The paper also offers a brief insight into why it is so hard to stop at just one delicious chip, thanks to sensory design. Ultra-processed foods, they explain, come with intentional flavor bursts that fade quickly and textures that melt in your mouth, all of which deliver more dopamine, encouraging you to say "ok fine, one more."

The constant availability of ultra-processed foods and marketing that frequently "health-washes" them with labels like "low-fat" or "sugar-free" - similar to how cigarettes are marketed as "light" - makes the parallels difficult to overlook.

Understanding the spectrum of ultra-processed foods

The researchers note that not all ultra-processed foods are created equal, with risks varying by ingredients and degree of processing. They add that "minimally processed" foods carry a lower risk. As Food & Wine previously explained, the term "minimally processed" includes the "removal of inedible or unwanted parts, cutting, drying, crushing, grinding, fractioning, roasting, boiling, pasteurisation, refrigeration, freezing, placing in containers, vacuum packaging, and non-alcoholic fermentation." The team likened this category to "nicotine replacement therapies, such as transdermal patches, often contain more nicotine than a single cigarette but have minimal addictive potential."

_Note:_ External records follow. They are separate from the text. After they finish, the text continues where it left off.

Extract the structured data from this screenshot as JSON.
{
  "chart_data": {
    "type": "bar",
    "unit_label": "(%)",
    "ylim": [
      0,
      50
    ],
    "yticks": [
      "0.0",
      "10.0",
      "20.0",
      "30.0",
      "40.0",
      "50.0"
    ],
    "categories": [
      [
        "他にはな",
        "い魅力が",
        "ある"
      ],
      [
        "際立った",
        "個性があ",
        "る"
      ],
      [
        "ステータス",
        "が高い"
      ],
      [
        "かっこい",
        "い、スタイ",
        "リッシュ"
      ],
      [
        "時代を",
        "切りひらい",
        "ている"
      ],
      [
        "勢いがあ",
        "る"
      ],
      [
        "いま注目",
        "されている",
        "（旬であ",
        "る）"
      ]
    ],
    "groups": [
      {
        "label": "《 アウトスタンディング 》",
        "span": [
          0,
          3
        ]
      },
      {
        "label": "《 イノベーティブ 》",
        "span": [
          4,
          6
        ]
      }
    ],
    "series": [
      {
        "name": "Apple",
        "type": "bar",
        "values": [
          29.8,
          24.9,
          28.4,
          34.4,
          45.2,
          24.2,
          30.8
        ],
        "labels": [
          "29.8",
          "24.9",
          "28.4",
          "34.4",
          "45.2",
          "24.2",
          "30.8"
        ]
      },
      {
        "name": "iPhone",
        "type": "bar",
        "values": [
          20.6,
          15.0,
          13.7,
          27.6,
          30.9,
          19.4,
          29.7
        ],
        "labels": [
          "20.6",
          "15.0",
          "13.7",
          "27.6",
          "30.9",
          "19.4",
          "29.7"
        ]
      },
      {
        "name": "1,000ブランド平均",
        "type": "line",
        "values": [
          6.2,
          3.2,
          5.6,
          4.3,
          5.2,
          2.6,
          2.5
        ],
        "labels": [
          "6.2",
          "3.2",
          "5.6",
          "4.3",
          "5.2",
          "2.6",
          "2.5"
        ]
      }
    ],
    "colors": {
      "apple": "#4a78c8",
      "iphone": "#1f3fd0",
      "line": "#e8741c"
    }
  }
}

At the end of their paper, the researchers acknowledge that food and tobacco are not identical, noting that food is essential for life. However, they argue that certain ultra-processed products function less like traditional foods and more like highly optimized consumables, and recommend that public health policy reflect that reality.

What regulating ultra-processed foods could involve

"Tobacco provides a warning, and tobacco control provides a source of hope. It is easy to forget how deeply cigarettes were once woven into American life, marketed as symbols of modernity, embedded in social rituals, and celebrated as an economic boon," they wrote. But thanks to regulation, smoking rates have plummeted in the U.S. and have "reshaped cultural views of tobacco and eroded trust in the industry."

But, unlike tobacco, the researchers noted, we already have the answer. "Minimally and traditionally processed foods that have sustained human health for millennia. Legal action against health damages and misleading health claims, restrictions on UPF advertising, taxation of nutrient-poor UPFs, markedly reducing UPFs in schools and hospitals, and clearer labeling of ultraprocessing could all serve as next steps," they wrote. They also stated that asking companies to change simply will not be enough. "Policies that confront UPFs with the same seriousness that once applied to tobacco, while actively promoting real food, offer the most promising path out of the current crisis."